他にもいろいろと語りたいことあるけどキリがなくなる…。特にスタッフ陣とか…。メイン監督は石田秀範さん、脚本は小林靖子さん、プロデューサーは白倉伸一郎さん。もう、平成ライダーフリークに言わせればありがとうございます!!!!!みたいなメンツが好き勝手やっているというのが最高にエモい。
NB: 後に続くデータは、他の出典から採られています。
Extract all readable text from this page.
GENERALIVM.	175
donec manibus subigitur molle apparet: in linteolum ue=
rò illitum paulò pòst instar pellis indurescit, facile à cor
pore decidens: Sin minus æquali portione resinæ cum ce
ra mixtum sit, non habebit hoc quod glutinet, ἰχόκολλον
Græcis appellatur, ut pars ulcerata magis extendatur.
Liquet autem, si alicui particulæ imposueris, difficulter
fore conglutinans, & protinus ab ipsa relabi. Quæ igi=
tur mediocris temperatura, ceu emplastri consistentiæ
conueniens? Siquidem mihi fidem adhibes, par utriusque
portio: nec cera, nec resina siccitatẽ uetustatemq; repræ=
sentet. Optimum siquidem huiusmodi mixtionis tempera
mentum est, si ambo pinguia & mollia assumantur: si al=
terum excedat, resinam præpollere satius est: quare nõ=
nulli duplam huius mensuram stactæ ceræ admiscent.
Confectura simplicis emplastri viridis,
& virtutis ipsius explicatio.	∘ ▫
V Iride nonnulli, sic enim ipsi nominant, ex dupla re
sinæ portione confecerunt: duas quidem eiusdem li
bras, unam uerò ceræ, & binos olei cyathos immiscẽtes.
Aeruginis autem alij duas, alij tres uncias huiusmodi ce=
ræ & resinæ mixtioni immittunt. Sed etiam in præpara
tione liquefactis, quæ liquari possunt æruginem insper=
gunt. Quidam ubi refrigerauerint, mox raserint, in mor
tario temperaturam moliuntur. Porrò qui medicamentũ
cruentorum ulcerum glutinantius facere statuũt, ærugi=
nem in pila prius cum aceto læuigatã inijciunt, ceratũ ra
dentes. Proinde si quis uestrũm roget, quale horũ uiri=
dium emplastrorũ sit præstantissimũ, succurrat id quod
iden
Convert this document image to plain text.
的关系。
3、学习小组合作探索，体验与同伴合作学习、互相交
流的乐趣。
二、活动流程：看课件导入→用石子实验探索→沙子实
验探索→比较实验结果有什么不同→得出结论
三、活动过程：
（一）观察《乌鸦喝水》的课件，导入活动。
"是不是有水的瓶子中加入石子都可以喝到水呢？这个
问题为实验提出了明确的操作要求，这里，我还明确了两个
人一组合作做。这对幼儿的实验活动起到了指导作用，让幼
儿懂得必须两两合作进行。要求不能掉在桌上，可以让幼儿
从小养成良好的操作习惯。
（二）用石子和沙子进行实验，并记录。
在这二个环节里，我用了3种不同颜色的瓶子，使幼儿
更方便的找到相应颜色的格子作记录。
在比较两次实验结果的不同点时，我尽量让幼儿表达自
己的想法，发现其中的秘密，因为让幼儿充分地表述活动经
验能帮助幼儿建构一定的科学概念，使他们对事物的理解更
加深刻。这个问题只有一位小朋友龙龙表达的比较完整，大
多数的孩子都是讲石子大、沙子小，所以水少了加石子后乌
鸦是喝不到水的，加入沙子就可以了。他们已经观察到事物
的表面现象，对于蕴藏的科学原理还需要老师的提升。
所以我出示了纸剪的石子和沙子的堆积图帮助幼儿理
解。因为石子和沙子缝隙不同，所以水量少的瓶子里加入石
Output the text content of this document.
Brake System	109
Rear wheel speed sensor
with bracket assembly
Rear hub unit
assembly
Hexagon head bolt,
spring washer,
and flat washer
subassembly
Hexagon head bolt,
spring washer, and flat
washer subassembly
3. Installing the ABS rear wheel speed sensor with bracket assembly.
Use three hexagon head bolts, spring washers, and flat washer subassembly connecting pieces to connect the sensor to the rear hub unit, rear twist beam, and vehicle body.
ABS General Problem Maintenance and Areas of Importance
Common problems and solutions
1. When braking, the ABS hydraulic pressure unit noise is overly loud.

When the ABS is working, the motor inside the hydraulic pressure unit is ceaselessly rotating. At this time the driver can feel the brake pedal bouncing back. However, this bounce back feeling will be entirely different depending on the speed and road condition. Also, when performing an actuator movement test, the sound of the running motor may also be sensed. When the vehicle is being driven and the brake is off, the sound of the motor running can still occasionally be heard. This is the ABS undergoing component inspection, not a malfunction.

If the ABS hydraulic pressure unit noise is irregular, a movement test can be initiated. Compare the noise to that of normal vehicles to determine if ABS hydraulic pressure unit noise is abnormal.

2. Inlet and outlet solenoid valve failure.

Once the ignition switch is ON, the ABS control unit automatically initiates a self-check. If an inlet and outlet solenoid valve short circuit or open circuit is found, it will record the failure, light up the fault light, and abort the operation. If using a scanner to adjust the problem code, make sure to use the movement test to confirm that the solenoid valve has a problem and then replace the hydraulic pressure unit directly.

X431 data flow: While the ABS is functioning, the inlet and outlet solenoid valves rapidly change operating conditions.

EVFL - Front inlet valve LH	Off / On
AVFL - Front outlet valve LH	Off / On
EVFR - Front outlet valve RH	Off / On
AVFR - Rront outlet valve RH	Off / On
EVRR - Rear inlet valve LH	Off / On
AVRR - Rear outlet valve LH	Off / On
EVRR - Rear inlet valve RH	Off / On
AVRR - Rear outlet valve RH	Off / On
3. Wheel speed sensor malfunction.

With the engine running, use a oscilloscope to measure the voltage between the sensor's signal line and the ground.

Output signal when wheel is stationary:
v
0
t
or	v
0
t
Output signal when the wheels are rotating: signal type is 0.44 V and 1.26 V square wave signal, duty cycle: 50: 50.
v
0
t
仮面ライダーだけど、仮面ライダーじゃない」って感じるところも結構おもしろいというか。劇中に「仮面ライダー」っていう呼称は1回も出てこないし、白倉プロデューサーが思い描く『単純な勧善懲悪ではないライダー物語』を地でいってるからこそこういう重厚なストーリーでやりくりできるのかなとも思う。

 

Amazonプライム・ビデオでの全話配信が完了して、今はBS朝日TOKYO MXの2局で放送中。来年春には2期の制作も決定しているらしく、まだまだこれから楽しめるコンテンツ。というわけで今年イチオシのライダーコンテンツ、アマゾンズ。おすすめなのでぜひ。これのためだけにAmazonプライム入っても損しないと思う。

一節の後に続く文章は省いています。